Adaptando em "Deus da Carnificina" a peça homônima da francesa
Yasmina Reza, encenada no Brasil em 2011, o diretor franco-polonês Roman
Polanski extraiu o melhor da qualidade do texto, aliando-se à própria
autora como corroteirista e a um notável quarteto de atores: Jodie
Foster, Kate Winslet, Christoph Waltz e John C. Reilly.
Tirando bom partido do confinamento previsto no
texto original, cuja ação se passa na sala de um apartamento, Polanski
desdobra as muitas nuances de um duelo verbal feroz entre dois casais.

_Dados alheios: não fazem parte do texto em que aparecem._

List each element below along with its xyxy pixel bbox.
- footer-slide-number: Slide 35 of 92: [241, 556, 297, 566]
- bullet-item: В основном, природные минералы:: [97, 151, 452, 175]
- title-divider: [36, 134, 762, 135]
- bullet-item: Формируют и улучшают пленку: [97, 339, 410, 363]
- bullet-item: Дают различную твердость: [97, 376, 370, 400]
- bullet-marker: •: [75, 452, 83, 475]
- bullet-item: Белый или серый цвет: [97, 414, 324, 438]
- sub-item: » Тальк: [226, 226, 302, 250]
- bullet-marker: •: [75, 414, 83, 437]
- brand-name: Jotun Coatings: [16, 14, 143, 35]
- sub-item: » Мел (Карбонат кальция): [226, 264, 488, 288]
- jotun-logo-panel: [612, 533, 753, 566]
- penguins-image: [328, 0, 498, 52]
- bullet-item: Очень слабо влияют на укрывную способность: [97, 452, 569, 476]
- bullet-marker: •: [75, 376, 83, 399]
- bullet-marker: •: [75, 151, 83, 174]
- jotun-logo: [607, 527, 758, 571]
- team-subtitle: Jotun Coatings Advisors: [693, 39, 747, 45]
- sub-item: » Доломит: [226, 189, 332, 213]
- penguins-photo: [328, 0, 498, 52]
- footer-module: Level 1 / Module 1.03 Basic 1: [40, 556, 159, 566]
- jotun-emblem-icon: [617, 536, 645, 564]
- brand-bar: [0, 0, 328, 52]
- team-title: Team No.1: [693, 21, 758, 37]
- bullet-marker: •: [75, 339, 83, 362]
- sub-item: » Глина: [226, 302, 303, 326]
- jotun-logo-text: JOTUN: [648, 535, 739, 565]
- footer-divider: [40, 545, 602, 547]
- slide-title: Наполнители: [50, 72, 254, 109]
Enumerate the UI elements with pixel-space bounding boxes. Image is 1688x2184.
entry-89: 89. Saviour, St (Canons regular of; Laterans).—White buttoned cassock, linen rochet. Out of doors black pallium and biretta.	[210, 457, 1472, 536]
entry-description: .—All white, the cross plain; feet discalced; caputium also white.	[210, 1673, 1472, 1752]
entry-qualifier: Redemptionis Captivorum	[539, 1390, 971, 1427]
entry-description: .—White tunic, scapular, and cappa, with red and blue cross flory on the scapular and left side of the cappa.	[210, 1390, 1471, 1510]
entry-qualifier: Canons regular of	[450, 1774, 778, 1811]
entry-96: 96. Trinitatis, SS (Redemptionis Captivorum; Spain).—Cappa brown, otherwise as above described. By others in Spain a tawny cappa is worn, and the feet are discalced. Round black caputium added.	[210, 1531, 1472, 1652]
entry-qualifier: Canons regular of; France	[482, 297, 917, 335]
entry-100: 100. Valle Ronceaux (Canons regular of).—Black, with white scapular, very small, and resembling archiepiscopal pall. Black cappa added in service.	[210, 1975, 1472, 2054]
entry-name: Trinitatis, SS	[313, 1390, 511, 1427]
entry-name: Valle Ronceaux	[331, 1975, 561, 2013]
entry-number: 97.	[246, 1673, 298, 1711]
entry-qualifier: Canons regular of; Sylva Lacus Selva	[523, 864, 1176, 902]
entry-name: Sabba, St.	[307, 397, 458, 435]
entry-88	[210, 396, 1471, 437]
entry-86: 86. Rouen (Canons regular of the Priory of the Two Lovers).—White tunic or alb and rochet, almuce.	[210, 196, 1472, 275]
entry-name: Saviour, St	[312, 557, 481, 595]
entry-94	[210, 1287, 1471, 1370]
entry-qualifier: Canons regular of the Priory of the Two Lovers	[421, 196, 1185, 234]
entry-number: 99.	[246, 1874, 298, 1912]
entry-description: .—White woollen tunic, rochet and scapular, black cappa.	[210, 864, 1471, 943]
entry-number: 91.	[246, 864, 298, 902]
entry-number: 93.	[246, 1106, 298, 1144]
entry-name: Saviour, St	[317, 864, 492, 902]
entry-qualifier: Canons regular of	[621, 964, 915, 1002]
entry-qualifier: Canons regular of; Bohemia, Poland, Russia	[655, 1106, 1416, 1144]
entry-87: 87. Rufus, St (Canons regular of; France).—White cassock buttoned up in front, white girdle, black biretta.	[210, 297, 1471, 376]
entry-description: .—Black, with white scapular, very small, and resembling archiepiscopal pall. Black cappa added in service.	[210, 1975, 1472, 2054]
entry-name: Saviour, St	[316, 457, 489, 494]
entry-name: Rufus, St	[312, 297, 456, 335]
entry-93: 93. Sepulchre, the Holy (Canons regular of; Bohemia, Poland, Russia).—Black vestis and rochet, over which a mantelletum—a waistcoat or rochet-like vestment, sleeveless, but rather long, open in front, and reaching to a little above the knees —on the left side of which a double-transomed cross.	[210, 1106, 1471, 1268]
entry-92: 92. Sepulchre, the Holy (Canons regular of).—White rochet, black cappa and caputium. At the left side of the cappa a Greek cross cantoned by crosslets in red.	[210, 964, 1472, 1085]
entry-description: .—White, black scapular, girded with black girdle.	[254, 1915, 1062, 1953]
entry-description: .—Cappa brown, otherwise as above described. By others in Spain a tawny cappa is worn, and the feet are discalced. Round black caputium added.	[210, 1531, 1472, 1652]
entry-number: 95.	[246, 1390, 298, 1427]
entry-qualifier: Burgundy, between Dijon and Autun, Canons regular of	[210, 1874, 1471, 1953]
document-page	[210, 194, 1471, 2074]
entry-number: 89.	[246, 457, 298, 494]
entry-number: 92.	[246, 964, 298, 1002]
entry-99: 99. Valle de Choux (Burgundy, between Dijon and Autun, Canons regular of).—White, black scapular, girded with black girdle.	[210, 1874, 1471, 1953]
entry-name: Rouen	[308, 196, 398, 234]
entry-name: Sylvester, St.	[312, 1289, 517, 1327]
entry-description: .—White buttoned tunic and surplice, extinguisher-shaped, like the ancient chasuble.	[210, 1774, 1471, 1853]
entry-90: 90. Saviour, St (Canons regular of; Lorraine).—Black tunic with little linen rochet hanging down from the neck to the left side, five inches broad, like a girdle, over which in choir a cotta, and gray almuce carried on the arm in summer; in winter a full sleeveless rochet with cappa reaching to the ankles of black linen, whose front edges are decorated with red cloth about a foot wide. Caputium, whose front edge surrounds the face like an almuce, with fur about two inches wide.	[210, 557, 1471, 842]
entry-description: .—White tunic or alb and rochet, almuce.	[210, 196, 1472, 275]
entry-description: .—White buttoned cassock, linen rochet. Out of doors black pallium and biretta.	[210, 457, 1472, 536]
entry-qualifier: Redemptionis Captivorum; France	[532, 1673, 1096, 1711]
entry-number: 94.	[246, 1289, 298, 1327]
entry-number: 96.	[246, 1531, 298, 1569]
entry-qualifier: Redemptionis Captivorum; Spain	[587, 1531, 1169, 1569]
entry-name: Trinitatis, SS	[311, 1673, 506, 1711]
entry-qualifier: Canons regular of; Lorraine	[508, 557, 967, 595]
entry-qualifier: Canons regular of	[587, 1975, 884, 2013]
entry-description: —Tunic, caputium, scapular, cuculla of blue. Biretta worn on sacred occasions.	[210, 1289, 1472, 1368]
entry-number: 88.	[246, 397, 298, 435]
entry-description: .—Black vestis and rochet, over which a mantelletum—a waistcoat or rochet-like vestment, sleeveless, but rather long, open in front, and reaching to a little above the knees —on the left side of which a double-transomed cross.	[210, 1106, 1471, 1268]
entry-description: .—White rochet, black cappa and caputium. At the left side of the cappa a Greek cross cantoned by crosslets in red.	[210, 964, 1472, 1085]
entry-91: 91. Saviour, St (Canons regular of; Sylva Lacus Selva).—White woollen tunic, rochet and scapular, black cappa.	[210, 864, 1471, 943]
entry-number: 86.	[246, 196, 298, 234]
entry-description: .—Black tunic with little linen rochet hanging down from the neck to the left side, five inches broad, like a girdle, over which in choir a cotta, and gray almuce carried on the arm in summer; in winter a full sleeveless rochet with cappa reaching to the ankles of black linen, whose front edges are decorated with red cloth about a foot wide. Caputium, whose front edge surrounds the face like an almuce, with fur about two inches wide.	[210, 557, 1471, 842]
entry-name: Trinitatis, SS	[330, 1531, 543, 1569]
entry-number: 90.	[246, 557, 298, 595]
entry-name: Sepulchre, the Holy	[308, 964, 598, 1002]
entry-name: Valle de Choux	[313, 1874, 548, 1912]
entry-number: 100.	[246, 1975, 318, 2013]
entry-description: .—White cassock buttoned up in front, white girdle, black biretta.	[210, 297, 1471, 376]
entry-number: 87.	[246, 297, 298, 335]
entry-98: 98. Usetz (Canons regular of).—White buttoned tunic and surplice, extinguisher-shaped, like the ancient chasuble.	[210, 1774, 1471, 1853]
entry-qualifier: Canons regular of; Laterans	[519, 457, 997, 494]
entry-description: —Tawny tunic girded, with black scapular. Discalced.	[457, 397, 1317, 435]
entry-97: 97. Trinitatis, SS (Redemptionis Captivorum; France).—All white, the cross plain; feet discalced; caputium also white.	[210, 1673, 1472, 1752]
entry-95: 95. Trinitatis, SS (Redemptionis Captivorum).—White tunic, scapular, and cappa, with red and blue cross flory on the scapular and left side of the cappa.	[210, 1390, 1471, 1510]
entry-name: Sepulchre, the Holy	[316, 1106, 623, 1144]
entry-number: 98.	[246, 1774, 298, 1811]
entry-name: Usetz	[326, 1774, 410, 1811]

Um deles, formado pelos pais de um garoto que agrediu o filho do outro
com um pau, quebrando-lhe dois dentes. Os dois meninos são colegas de
classe.
O incidente, corriqueiro na aparência, é o
rastilho de pólvora que vai incendiar quatro personagens de origens
sociais e culturais diferentes, cada um representando posições em choque
sobre diversas questões explosivas no mundo atual - o politicamente
correto, a mobilização por causas do Terceiro Mundo, as regras da vida
em comunidade, as diferenças entre homens e mulheres, os sacrifícios
pessoais exigidos pelo casamento.Polanski faz justiça ao texto, assinando um
filme notável por sua intensidade minimalista ao sustentar a ironia que
se infiltra nas entrelinhas. Além de estar à vontade dentro deste tipo
de cinema claustrofóbico, que ele cultivou tão bem em trabalhos
anteriores, como "A Faca na Água" (1962), "Repulsa ao Sexo" (1965) e "O
Inquilino" (1976), o diretor recebeu um inesperado e desagradável
reforço adicional: foi durante os sete meses de sua prisão domiciliar,
em seu chalé na Suíça, em 2009, que ele produziu este roteiro.A prisão foi ainda um rescaldo da velha
pendência com a Justiça norte-americana, relativa a um suposto estupro
contra uma menor, 35 anos atrás.Inovando em relação à montagem teatral, Polanski
incorpora ao filme duas sequências externas, filmadas num parque de
Nova York por um de seus assistentes - já que ele pode ser preso se
voltar ao país -, inclusive a própria briga dos meninos que deflagra a
guerra entre seus pais. Além disso, o diretor acrescenta uma ácida
conversa do casal Nancy (Kate Winslet) e Alan Cowan (Cristoph Waltz) no
banheiro, inexistente no teatro.Filme e peça apoiam-se fundamentalmente na
notável artilharia verbal do texto original, que serve à perfeição não
só para delimitar as diferenças entre os personagens, como para
escancarar como são frágeis as máscaras sociais, como a educação, a
cultura, até os modos à mesa. Não é um panorama muito otimista do estado
geral da civilização, alguns milênios depois da saída dos homens das
cavernas, mas certamente sua ironia é uma digna forma de encará-lo.